US Post Offices Data Biography

Cameron Blevins (March 31, 2021)

Introduction

US Post Offices was created by Cameron Blevins and Richard Helbock. It is a spatial-historical dataset containing records for 166,140 post offices that operated in the United States between 1639 and 2000. The following is a data biography detailing how the dataset was created and and how it should be used.

Who made the data and why was it created?

Richard W. Helbock (1938-2011) collected the historical data for US Post Offices. Cameron Blevins discovered his work after Helbock had already passed away, Helbock’s research was directly responsible for the resulting dataset. In order to give him proper attribution, Blevins has included him posthumously as a co-creator. A geography professor, Helbock was also postal historian and leader in the philatelic community, including founding the journal La Posta: A Journal of American Postal History in 1969. Helbock spent decades researching the history of the US postal system.
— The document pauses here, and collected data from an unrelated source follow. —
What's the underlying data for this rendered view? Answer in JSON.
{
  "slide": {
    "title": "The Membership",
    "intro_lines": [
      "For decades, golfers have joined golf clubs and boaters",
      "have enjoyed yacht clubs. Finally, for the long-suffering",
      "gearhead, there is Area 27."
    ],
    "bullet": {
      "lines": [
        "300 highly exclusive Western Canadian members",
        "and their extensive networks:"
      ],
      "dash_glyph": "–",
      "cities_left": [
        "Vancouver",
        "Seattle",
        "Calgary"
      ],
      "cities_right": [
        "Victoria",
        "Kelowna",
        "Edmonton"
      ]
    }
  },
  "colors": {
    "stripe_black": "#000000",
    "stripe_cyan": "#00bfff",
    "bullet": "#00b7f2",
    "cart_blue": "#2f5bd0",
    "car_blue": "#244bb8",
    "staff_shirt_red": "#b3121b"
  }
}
This culminated between 1998-2007, during which he published the eight-volume series United States Post Offices, which in his words was “the first attempt to publish a complete listing of all the United States post offices which have ever operated in the nation.” Each volume covered a different region of the United States, and listed information about thousands of individual post offices from that region including their name, county, state, and years of operation.

In addition to the eight printed volumes of United States Post Offices, Helbock produced a Microsoft Access Database of his research to accompany them that was sold on a CD-ROM. This was one of the key decisions that would eventually allow for his work to become US Post Offices. The second decision that made this possible came from his wife, Catherine Clark. After Helbock passed away in 2011, Clark took over many aspects of her late husband’s work - including continuing to make Helbock’s dataset available for purchase online. US Post Offices would never have been created without her contributions.

The primary motivation behind Helbock’s creation of United States Post Offices was for the purposes of philately, or stamp collecting. His volumes were designed as reference books to meet the needs of stamp collectors who could use them to help determine the scarcity (and therefore approximate value) of a postmark from any particular post office. However, Helbock was also keenly interested in the history of the postal system more broadly, which also informed his research.

Cameron Blevins completed the data processing necessary to turn Helbock’s research into a historical-spatial dataset. In 2013, Blevins was a PhD student at Stanford University doing research for his dissertation. After spending months transcribing post office records by hand, he discovered Helbock’s dataset online and purchased the CD-ROM from Catherine Clark. He began working on a geocoding process to try and turn Helbock’s historical data into spatial data, an early version of which he used to complete his dissertation. He continued to refine the geocoding process, eventually arriving at the steps described in more detail in the US Post Offices Github repository.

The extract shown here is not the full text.